131 Wash. 374 | Wash. | 1924

Tolman, J.

The plaintiff by this action seeks recovery on two credit memorandums, aggregating the *375sum of $1,398.80, made by the defendant to the Cowlitz Valley Canning Company, a corporation, and by it assigned to William Young in his lifetime. The cause was tried to the court, resulting in a judgment in favor of the plaintiff for $82.08 only, and from this judgment the plaintiff has appealed.

The canning company, some time before the cause of action arose, had entered into a contract with a third party to finance its operations. This contract is in evidence and clearly provides that the financing party shall provide all funds necessary for the purchase of fruit and cans to be used by the canning company in its operations, and these provisions were met, so far as cans were concerned, by the financing party ordering cans which it expected would be needed from the respondent (except the first carload the order for which was placed by the canning company), having them shipped with bill of lading attached to sight draft, paying the drafts with its own funds, taking possession and storing the cans in a warehouse at Chehalis in its own name on an order warehouse receipt. Thereafter the cans thus stored were, as needed, transported to the cannery at Mossyrock. The evidence tends to show that the greater part of the last carload of cans (there were but three carloads in all) never passed into the possession of the canning company, but were returned to respondent with the rejects from the two prior shipments, and for the goods thus returned, with some boxes and crates included, respondent issued its credit memorandums here involved.

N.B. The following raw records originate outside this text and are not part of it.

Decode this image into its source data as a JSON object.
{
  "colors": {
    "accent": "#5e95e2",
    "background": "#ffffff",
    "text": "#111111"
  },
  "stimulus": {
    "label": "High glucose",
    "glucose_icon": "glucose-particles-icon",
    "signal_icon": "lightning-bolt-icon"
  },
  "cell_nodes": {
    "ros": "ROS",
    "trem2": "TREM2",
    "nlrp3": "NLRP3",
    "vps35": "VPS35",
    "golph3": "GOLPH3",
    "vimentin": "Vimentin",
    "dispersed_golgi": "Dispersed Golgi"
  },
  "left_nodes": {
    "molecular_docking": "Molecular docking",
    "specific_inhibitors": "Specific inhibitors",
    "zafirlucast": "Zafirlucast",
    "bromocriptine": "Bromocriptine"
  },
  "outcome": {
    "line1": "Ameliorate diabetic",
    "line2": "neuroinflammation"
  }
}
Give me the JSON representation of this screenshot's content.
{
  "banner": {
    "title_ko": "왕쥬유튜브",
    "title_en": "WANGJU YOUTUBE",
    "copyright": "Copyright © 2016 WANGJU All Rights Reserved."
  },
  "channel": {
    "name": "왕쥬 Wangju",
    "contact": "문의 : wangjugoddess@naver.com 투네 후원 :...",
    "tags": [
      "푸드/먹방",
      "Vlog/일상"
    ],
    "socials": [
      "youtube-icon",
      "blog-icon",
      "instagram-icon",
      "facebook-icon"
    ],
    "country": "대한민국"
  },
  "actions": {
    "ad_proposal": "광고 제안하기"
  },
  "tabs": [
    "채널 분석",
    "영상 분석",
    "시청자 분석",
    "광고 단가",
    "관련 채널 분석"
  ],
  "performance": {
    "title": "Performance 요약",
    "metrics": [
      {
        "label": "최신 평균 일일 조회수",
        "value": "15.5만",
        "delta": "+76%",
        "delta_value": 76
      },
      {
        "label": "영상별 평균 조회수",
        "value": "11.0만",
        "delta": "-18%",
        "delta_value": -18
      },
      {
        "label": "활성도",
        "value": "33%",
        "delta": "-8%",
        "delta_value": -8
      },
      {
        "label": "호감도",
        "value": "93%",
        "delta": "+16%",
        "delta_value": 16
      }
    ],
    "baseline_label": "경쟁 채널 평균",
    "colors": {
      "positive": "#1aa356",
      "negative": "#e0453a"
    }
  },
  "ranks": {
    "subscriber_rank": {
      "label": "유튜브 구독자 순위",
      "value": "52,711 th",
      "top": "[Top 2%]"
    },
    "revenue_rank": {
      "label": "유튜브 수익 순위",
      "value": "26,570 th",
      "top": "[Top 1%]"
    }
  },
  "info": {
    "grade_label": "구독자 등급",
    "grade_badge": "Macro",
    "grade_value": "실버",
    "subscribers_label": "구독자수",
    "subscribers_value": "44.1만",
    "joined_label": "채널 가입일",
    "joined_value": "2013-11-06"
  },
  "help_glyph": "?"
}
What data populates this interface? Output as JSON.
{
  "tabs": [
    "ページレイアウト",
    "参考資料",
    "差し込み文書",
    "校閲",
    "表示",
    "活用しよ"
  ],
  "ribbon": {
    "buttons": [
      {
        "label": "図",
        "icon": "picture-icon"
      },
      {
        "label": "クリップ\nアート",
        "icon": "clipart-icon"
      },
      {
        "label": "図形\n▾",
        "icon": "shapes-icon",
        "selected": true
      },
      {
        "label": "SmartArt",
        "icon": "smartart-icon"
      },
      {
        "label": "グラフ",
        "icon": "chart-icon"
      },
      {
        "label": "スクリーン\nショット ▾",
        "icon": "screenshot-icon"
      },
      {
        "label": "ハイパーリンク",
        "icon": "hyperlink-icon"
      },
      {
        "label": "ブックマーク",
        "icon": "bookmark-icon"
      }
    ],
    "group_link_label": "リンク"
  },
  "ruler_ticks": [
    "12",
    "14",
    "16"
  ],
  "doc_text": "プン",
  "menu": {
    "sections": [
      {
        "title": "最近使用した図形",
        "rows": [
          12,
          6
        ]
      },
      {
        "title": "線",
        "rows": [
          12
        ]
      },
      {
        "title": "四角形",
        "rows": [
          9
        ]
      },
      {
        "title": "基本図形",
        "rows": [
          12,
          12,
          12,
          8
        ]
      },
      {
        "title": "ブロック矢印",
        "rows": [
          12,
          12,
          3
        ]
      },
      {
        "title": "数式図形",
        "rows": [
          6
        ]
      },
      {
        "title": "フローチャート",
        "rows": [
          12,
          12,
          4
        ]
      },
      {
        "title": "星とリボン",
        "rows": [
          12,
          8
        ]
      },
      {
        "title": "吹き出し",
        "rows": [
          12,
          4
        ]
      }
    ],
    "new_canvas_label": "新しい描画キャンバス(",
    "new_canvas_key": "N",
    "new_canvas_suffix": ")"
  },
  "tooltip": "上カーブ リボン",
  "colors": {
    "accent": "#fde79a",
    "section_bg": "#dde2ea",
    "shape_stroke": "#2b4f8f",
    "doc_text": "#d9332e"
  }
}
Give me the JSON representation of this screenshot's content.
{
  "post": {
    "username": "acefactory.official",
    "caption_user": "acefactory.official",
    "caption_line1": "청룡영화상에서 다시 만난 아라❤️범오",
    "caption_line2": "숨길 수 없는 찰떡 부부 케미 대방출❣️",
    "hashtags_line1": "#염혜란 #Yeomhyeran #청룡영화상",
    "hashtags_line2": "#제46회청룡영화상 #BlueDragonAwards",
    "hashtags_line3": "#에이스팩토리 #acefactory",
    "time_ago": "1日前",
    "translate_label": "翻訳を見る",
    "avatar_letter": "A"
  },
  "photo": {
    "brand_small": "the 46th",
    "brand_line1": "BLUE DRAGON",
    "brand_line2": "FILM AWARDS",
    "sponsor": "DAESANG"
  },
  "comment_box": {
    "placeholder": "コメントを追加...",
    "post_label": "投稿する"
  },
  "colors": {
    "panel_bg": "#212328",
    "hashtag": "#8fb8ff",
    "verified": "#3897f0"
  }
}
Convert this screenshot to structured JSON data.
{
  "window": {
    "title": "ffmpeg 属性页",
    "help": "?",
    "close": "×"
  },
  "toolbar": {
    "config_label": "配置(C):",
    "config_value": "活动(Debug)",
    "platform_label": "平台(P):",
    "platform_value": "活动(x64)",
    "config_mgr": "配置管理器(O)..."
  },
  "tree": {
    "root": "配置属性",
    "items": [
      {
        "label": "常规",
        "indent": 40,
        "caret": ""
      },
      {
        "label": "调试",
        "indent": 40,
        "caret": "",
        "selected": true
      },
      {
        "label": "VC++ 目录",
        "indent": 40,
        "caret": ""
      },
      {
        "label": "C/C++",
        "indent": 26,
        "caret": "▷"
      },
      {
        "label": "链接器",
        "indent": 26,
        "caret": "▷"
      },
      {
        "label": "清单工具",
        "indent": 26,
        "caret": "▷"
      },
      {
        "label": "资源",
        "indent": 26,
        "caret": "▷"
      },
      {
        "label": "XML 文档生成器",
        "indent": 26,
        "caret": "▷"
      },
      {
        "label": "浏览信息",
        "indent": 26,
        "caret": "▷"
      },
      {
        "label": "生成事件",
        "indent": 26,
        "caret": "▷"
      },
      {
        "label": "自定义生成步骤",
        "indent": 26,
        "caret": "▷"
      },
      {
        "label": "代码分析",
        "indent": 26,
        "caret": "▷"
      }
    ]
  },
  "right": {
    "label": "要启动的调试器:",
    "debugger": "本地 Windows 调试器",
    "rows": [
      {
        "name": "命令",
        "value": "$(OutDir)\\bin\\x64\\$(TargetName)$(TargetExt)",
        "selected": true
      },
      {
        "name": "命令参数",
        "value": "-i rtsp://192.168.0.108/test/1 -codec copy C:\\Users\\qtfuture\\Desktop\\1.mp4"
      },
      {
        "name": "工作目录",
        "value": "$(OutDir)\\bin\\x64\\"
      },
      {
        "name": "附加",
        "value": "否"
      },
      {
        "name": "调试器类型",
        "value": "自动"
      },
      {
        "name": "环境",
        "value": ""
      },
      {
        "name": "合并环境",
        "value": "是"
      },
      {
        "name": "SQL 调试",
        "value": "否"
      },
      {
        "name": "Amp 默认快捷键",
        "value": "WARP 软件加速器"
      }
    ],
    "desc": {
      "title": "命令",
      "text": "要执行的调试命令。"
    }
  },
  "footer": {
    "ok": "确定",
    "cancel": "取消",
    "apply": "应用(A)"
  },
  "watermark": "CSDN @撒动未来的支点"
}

The facts as to the major part of the cans returned never having been delivered to the canning company were found by the trial court against the appellant, and as we are convinced that the evidence does not preponderate against that finding, we are bound by it. It therefore follows that the canning company never had *376title to such undelivered cans. The financing party being bound to furnish only such cans as were needed for the season’s pack, never parted with its title to the cans which it retained. Upon their return, it was entitled to receive back the money which it had paid therefor. The credit memorandums are memorandums only. They vested no right in the canning company ' which it did not already have, and their assignment to appellant’s decédent carried no right not then vested in the canning company. The assignment of a chose in action, as distinguished from a negotiable instrument, cannot give the assignee greater rights than the assignor had.

“But while the assignee takes all the rights of his assignor under the agreement transferred to him, the assignor can assign no greater interest in the contract than he himself has, and the assignee can take no greater interest therein than that possessed by the assignor at the time when the debtor or person liable receives notice of the assignment.” 2 Elliott on Contracts, § 1457.

But appellant now asserts that the respondent is estopped to deny its liability upon the credit memorandums. Unfortunately for this contention, appellant did not plead estoppel, or raise that issue in the court below, and moreover the evidence shows that William Young parted with nothing on the faith of the credit memorandums. On the contrary, it appears by appellant’s own testimony that they were assigned to him to secure a pre-existing debt. Hence there was no estoppel.

The judgment appealed from is affirmed.

Main, C. J., Bridges, Parker, and Holcomb, JJ., concur.